Following its approval to join the US government’s payment protection lending program, Funding Circle (FCH) has been added to the UK equivalent – the British Business Bank’s CBILS (coronavirus business interruption loans scheme). Beginning next week, these loans will be funded by the lending platform “and a combination of new and existing institutional investors” and Funding Circle has said it will “pause all non-CBILS lending from retail and institutional investors to concentrate on supporting the government’s SME stimulus programme”. However, management as cautioned that the demand from both the PPP and CBILS programme is “not certain”, and has withdrawn forward guidance until the outlook becomes clearer. Despite this, shares in the group are up another 26 per cent today.

OTHER COMPANY NEWS: 

The Gym Group (GYM) has raised £41.3m after placing 27.4m new ordinary shares at a price of 150p per share. The new shares represented 19.9 per cent of the company’s existing share capital prior to the placing.

Wealth manager Brewin Dolphin (BRW) saw a 14.6 per cent decline in its both discretionary and total funds in the three months to March, which constituted a better performance than both the FTSE 100 and the MSCI WMA Private Investor Balanced Index. Flows to discretionary mandates were also positive in the period, boosting the group’s annualised growth rate. That performance was clearly ahead of the expectations of investors, who have pushed up the stock by 12 per cent in early trading.

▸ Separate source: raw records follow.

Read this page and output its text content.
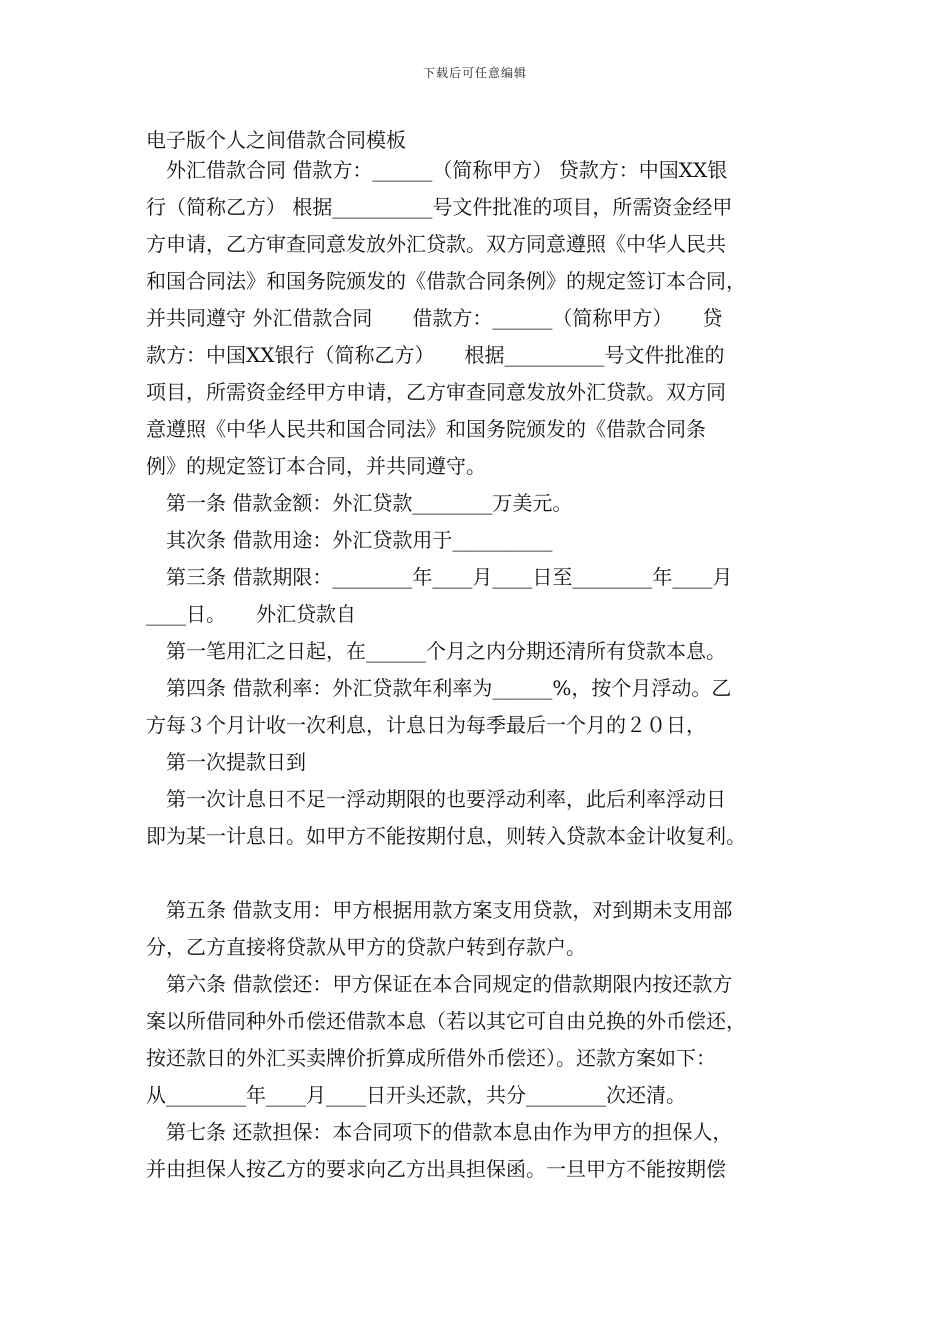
下载后可任意编辑
电子版个人之间借款合同模板
　外汇借款合同 借款方：______（简称甲方） 贷款方：中国XX银
行（简称乙方） 根据__________号文件批准的项目，所需资金经甲
方申请，乙方审查同意发放外汇贷款。双方同意遵照《中华人民共
和国合同法》和国务院颁发的《借款合同条例》的规定签订本合同，
并共同遵守 外汇借款合同　　借款方：______（简称甲方）　　贷
款方：中国XX银行（简称乙方）　　根据__________号文件批准的
项目，所需资金经甲方申请，乙方审查同意发放外汇贷款。双方同
意遵照《中华人民共和国合同法》和国务院颁发的《借款合同条
例》的规定签订本合同，并共同遵守。
　第一条 借款金额：外汇贷款________万美元。
　其次条 借款用途：外汇贷款用于__________
　第三条 借款期限：________年____月____日至________年____月
____日。　　外汇贷款自
　第一笔用汇之日起，在______个月之内分期还清所有贷款本息。
　第四条 借款利率：外汇贷款年利率为______%，按个月浮动。乙
方每３个月计收一次利息，计息日为每季最后一个月的２０日，
　第一次提款日到
　第一次计息日不足一浮动期限的也要浮动利率，此后利率浮动日
即为某一计息日。如甲方不能按期付息，则转入贷款本金计收复利。
　第五条 借款支用：甲方根据用款方案支用贷款，对到期未支用部
分，乙方直接将贷款从甲方的贷款户转到存款户。
　第六条 借款偿还：甲方保证在本合同规定的借款期限内按还款方
案以所借同种外币偿还借款本息（若以其它可自由兑换的外币偿还，
按还款日的外汇买卖牌价折算成所借外币偿还）。还款方案如下：
从________年____月____日开头还款，共分________次还清。
　第七条 还款担保：本合同项下的借款本息由作为甲方的担保人，
并由担保人按乙方的要求向乙方出具担保函。一旦甲方不能按期偿
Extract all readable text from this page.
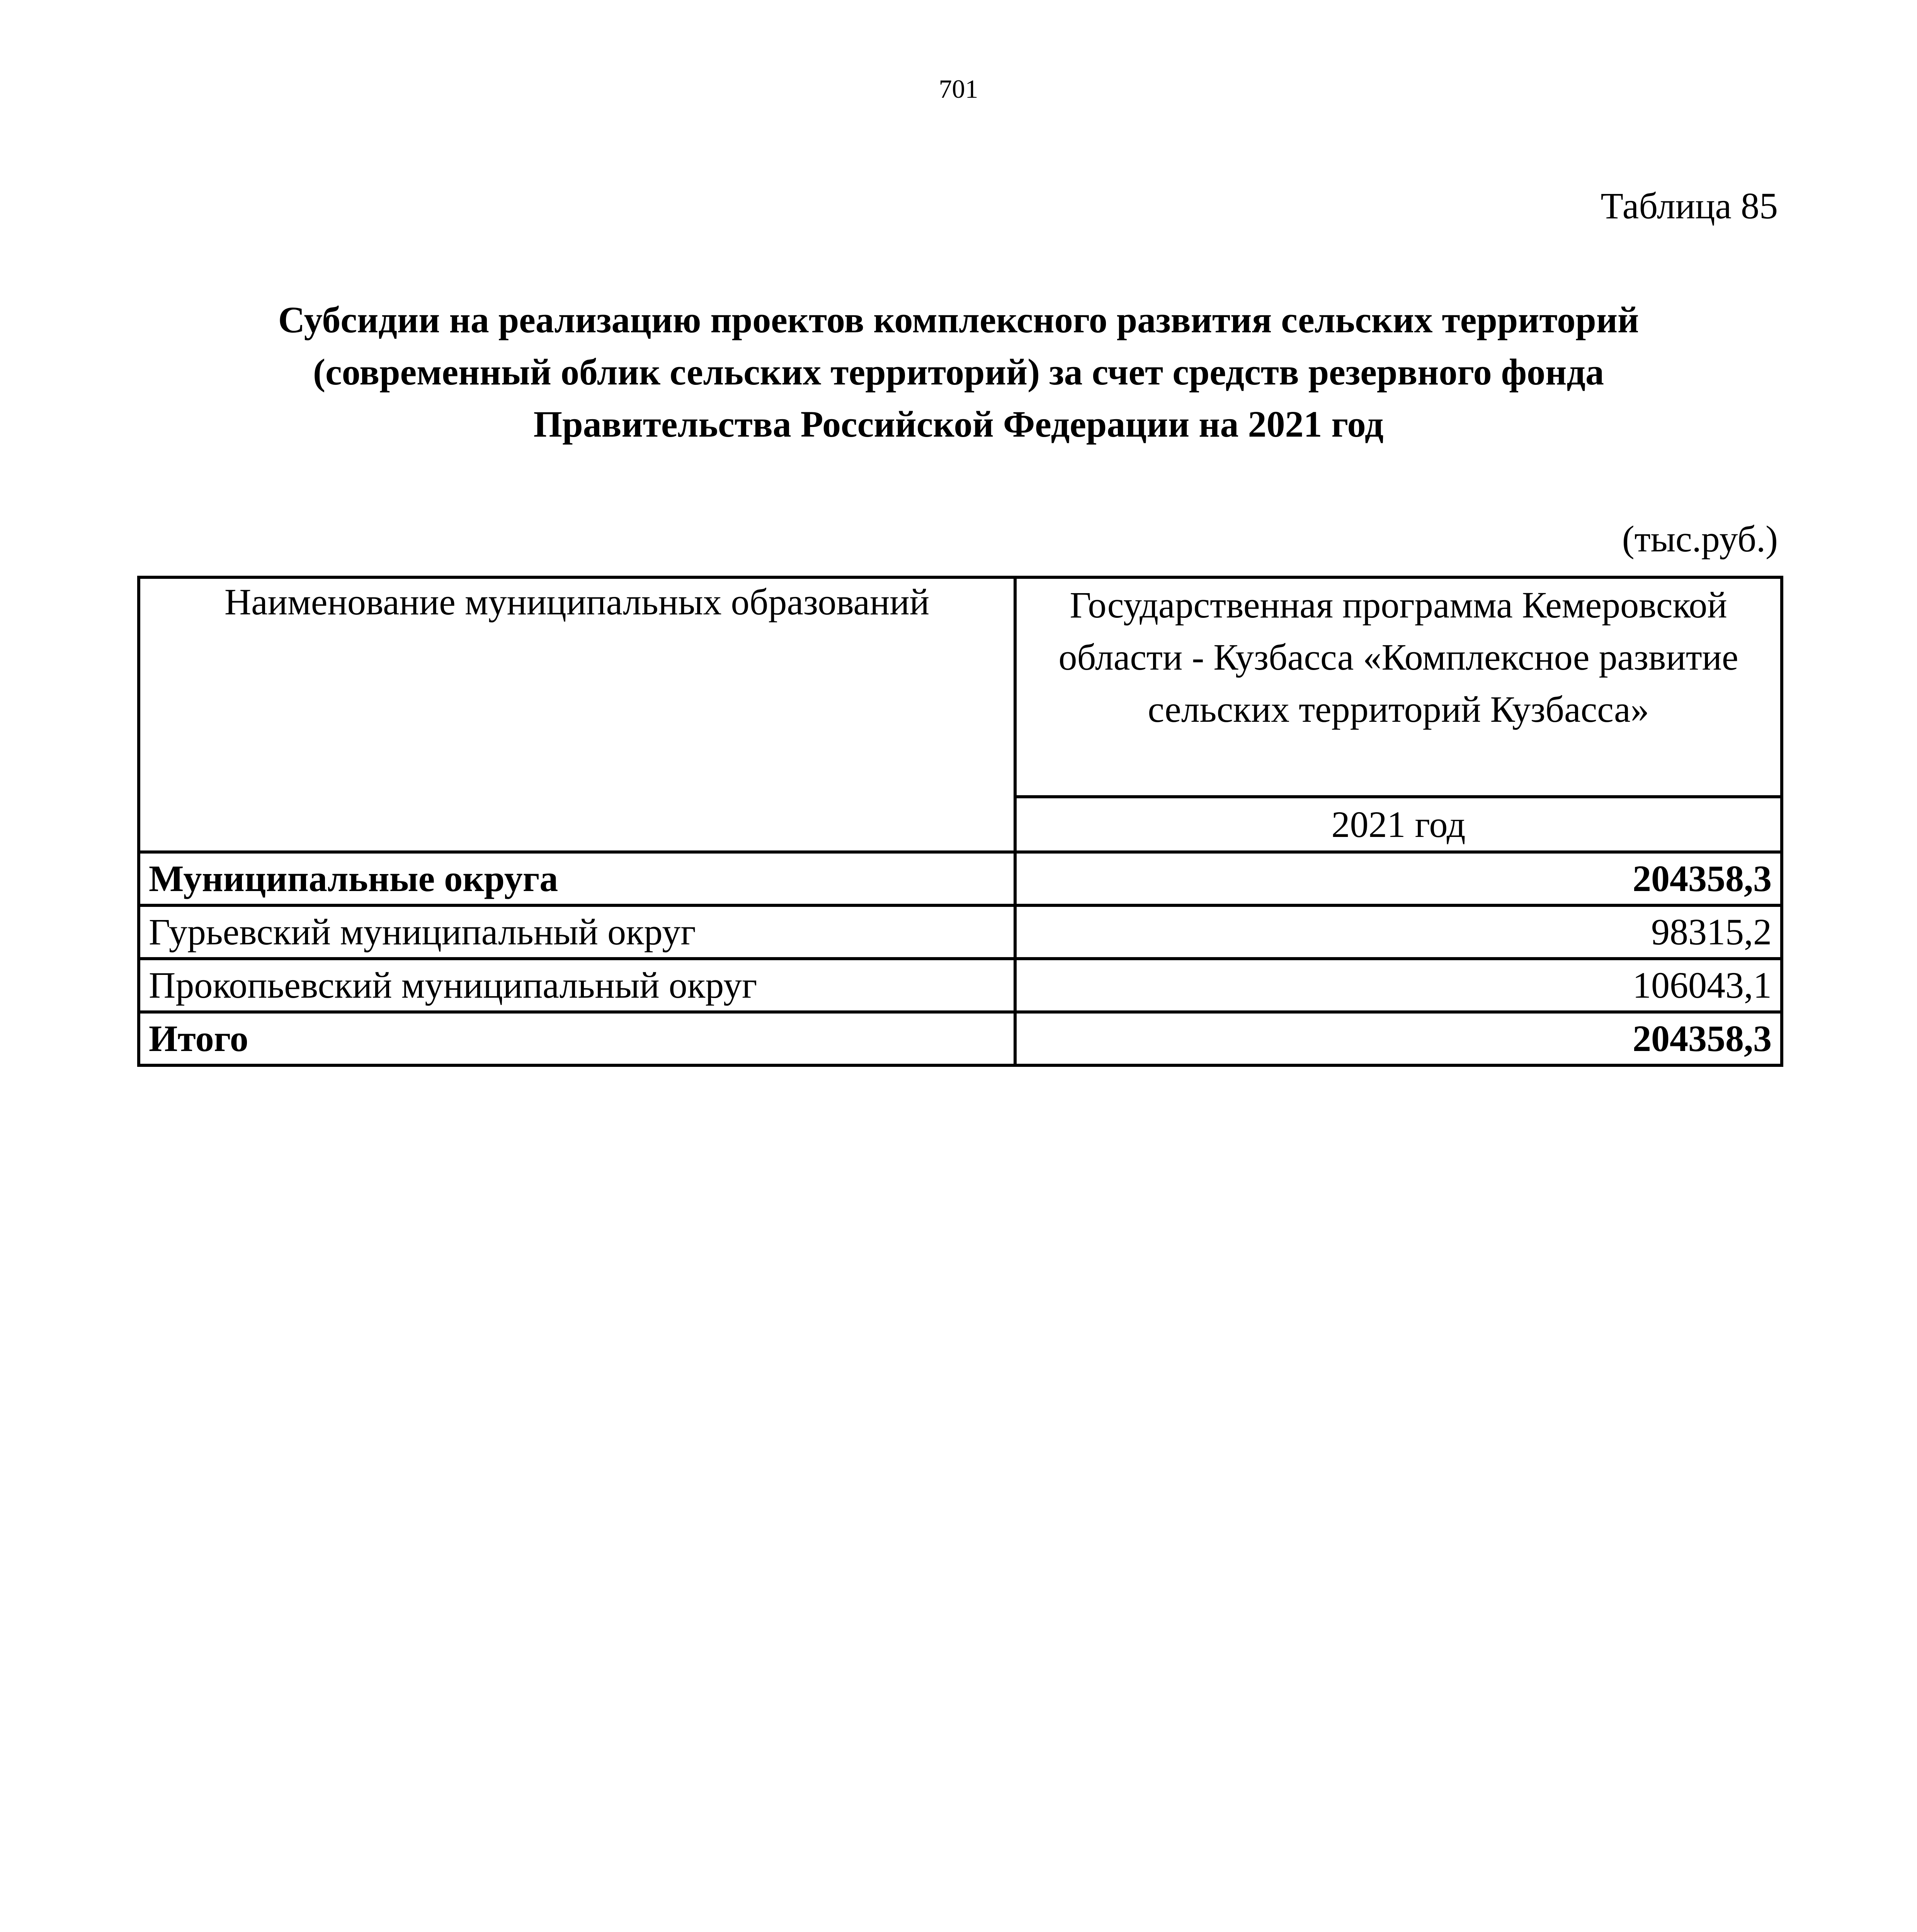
701
Таблица 85
Субсидии на реализацию проектов комплексного развития сельских территорий
(современный облик сельских территорий) за счет средств резервного фонда
Правительства Российской Федерации на 2021 год
(тыс.руб.)
Наименование муниципальных образований	Государственная программа Кемеровской области - Кузбасса «Комплексное развитие сельских территорий Кузбасса»
	2021 год
Муниципальные округа	204358,3
Гурьевский муниципальный округ	98315,2
Прокопьевский муниципальный округ	106043,1
Итого	204358,3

However, management said it is still too early to ascertain the impact this may have on our full year 2020 income and profitability”.

Flutter Entertainment (FLTR) shares jumped 10 per cent after a first quarter update revealed a 16 per cent increase in turnover compared with last year, with the betting operator having achieved a 29 per cent increase in revenue prior to 15 March, preceding the mass cancellation of sports events. The group’s Paddy Power Betfair online sports revenue has fallen 65 per cent since the suspension of Irish horse racing from 25 March, while gaming turnover has lifted 15 per cent since 16 March.